Dal 2024, le stazioni radio ricevono lettere minatorie dai servizi segreti talebani, che segnalano ogni parola “sospetta” andata in onda. La legge sulla “Promozione della virtù e prevenzione del vizio”, ufficializzata ad agosto, rappresenta la stretta più dura sulla libertà di stampa. Secondo l’articolo 13 della legge, la voce femminile è considerata awrah, ovvero qualcosa che deve essere nascosto. È una reinterpretazione estrema dell’Islam che non trova fondamento nei testi originali, ma che viene usata per escludere del tutto le donne dalla sfera pubblica.
In molte redazioni, le giornaliste non sono licenziate ufficialmente, ma obbligate a lavorare da casa per non farsi vedere da ispettori talebani. Somaya, madre e conduttrice di programmi sanitari, registra ogni puntata da casa sua per inviarla alla redazione, dove il direttore ha deciso di non far entrare più nessuna donna “per evitare problemi”.

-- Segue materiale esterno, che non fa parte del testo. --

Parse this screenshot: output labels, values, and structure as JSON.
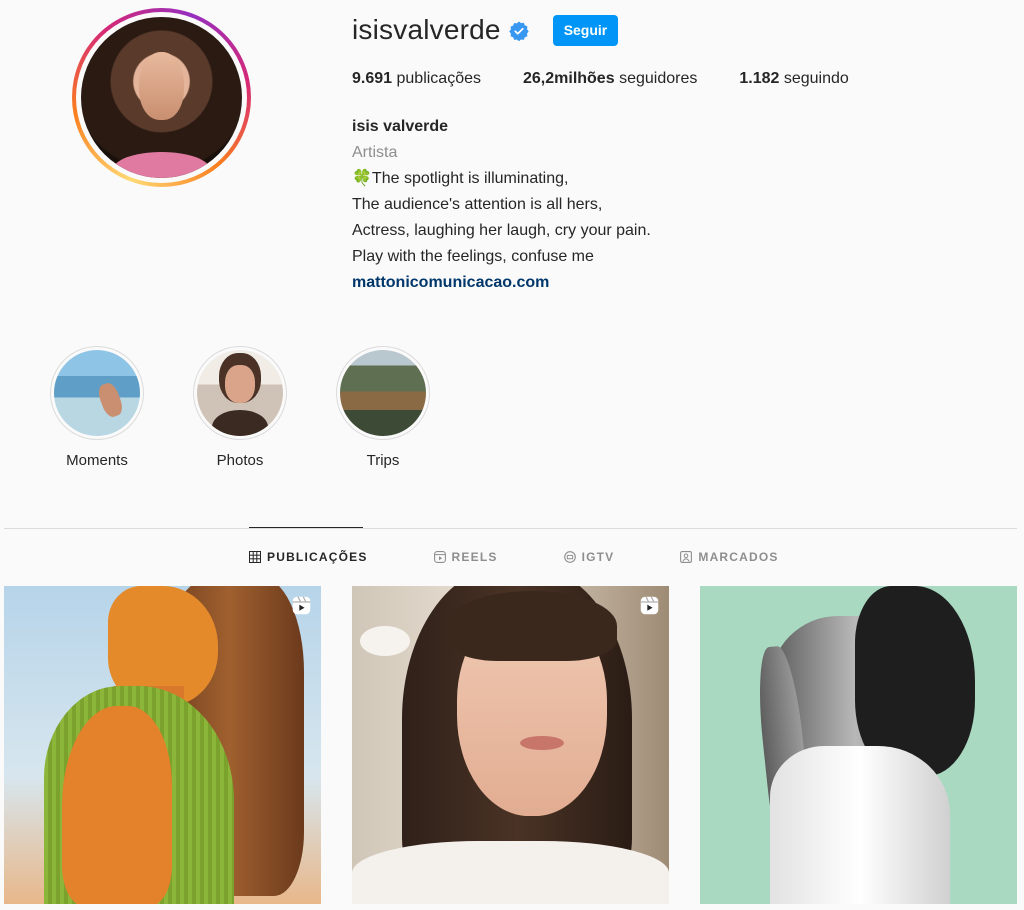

In alcune aree del Paese, come nel nord-est, la situazione è ancora più cupa. Aisha, 23 anni, lavora come reporter per una testata accessibile solo tramite VPN. Vive in totale clandestinità, non conosce nemmeno i nomi dei suoi colleghi. “Dire la verità qui significa rischiare la prigione o la morte”, dice.
Nella città di Herat, invece, la legge non è stata ancora applicata in modo rigido, ma la libertà resta limitata. Durante un evento pubblico nel 2024, alle giornaliste è stato impedito di coprire l’iniziativa fino a quando la folla non si era dispersa — quando ormai non c’era più nulla da raccontare.
Queste donne, nonostante tutto, continuano a raccontare l’Afghanistan dall’interno, sapendo di rischiare la vita ogni giorno. Per i Talebani, una voce femminile è un pericolo. Per queste giornaliste, invece, è uno degli ultimi spazi di libertà.